What this means is that when a new rule is agreed, there will have to be a majority by voting weight of all EU members, plus a simple unweighted majority of the eurozone "outs" and the "ins".
Or to put it another way, if a majority of the eurozone "outs" don't like a new banking rule, they can block it - which limits the voting force of eurozone members acting in unison.
Although this double-majority voting system for the EBA sounds boringly procedural, it could prove to be very significant.
It could provide an important blueprint to preserve the UK's voting voice and weight on the future of the single market, as and when the eurozone evolves into an even more unified political bloc. It implies that the UK might be able to co-exist in the European Union with a currency union that becomes a political union.

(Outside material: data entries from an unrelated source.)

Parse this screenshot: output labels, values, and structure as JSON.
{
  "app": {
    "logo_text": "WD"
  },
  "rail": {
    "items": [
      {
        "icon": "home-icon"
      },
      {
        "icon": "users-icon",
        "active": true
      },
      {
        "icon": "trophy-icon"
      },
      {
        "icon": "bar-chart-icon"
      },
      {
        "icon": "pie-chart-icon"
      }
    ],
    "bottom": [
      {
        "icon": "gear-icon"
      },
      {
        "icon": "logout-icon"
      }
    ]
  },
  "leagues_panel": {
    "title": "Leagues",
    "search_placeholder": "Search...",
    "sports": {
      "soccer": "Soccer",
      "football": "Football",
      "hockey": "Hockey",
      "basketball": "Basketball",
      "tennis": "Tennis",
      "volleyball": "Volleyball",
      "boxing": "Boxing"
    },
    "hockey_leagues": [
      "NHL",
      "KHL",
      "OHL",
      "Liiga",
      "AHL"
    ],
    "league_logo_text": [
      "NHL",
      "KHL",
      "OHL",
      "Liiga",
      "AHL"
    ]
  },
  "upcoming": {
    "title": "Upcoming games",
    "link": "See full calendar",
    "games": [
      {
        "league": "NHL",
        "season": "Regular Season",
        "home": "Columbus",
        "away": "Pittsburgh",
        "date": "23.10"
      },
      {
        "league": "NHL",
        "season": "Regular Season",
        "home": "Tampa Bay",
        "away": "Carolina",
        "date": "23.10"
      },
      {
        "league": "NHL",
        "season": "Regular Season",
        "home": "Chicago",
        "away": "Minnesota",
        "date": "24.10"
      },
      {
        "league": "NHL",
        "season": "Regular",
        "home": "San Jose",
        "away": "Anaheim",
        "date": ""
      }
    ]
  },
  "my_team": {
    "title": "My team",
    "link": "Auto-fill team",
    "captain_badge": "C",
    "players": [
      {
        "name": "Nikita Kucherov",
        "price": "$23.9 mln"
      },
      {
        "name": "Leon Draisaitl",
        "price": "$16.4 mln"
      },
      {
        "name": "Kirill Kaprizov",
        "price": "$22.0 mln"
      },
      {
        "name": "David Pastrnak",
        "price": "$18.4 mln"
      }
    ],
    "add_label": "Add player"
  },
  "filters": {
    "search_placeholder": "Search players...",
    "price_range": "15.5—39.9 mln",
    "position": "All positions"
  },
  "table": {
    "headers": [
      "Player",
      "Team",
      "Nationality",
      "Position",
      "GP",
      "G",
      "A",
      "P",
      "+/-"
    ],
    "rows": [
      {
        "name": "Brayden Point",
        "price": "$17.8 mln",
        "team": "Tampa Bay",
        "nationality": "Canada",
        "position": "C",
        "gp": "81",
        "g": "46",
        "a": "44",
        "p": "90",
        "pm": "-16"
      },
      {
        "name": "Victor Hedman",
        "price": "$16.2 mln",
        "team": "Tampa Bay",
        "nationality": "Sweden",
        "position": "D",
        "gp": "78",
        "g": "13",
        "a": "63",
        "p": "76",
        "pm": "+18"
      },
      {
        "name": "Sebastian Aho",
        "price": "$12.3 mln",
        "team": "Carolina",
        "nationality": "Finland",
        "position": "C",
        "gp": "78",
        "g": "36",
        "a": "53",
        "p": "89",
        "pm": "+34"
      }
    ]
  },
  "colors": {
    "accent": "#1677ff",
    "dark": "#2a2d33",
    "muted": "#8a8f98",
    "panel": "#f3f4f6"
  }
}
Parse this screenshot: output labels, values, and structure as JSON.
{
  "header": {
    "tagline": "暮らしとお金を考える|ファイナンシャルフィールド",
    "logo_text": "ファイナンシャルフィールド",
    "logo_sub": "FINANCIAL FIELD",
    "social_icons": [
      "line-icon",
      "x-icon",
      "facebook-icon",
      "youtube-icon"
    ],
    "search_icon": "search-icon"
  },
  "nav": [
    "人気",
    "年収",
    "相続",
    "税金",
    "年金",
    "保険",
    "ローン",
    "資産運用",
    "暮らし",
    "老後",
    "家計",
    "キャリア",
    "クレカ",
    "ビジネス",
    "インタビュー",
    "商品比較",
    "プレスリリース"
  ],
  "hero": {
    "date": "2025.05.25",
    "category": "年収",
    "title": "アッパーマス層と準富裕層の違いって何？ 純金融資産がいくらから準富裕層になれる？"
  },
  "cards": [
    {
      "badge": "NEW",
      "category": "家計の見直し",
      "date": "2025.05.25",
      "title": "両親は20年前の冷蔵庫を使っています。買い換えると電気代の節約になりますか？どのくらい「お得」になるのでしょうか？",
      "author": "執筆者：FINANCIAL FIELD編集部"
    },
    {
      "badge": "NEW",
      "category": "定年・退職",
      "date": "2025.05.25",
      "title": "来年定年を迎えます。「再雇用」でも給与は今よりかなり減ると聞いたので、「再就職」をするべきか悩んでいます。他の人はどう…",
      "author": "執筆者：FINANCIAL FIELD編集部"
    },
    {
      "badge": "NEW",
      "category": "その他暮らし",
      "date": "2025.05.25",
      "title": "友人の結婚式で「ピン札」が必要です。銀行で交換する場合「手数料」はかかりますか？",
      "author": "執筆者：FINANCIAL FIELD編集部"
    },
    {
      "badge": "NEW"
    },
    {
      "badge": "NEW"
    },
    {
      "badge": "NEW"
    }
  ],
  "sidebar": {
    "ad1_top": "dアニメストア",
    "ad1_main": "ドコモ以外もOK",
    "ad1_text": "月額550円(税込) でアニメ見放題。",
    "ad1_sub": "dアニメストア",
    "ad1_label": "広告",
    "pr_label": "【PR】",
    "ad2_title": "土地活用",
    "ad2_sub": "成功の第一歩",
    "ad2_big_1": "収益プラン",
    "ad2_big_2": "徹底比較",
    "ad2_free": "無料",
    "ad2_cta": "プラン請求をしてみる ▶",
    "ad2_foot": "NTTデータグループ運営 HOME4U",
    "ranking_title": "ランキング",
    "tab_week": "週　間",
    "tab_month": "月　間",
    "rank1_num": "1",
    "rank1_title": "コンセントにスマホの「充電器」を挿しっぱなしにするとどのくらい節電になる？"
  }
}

But perhaps we are getting ahead of ourselves. Because although the first steps towards banking union agreed early this morning are important, they do not guarantee the eurozone's survival.
If the ECB turns out to be any good at banking supervision, it might in the future prevent eurozone banks becoming as dangerously bloated as those in Ireland and Spain. It might prevent eurozone states going to the brink of bankruptcy as a result of the recklessness of their respective banks.
But, for the avoidance of doubt, eurozone members have not merged their financial resources to provide a single pool of money to rescue banks, or to insure depositors against losses.
The Germans are not even allowing the new bailout fund, the European Stability Mechanism, to put money into Spanish banks - for example - without that capital simultaneously becoming a liability of the over-extended Spanish state.
Or to put it another way, banking union might be a precursor to the kind of fiscal and balance-sheet union that is widely regarded as the sine qua non of eurozone survival, but that supposedly vital financial union has not happened yet. To put it yet another way, Germany is not ready - and may never be ready - to provide implicit insurance and underwriting for loans and investments made by Spanish banks, or Italian banks or French banks.
And another word of caution:
Banking-union lite has probably surmounted its biggest hurdle, with last night's agreement of finance ministers. But it cannot become a reality until approved by Germany's parliament. Recent history indicates it would be foolhardy to bank the acquiescence of German parliamentarians in advance of the fact.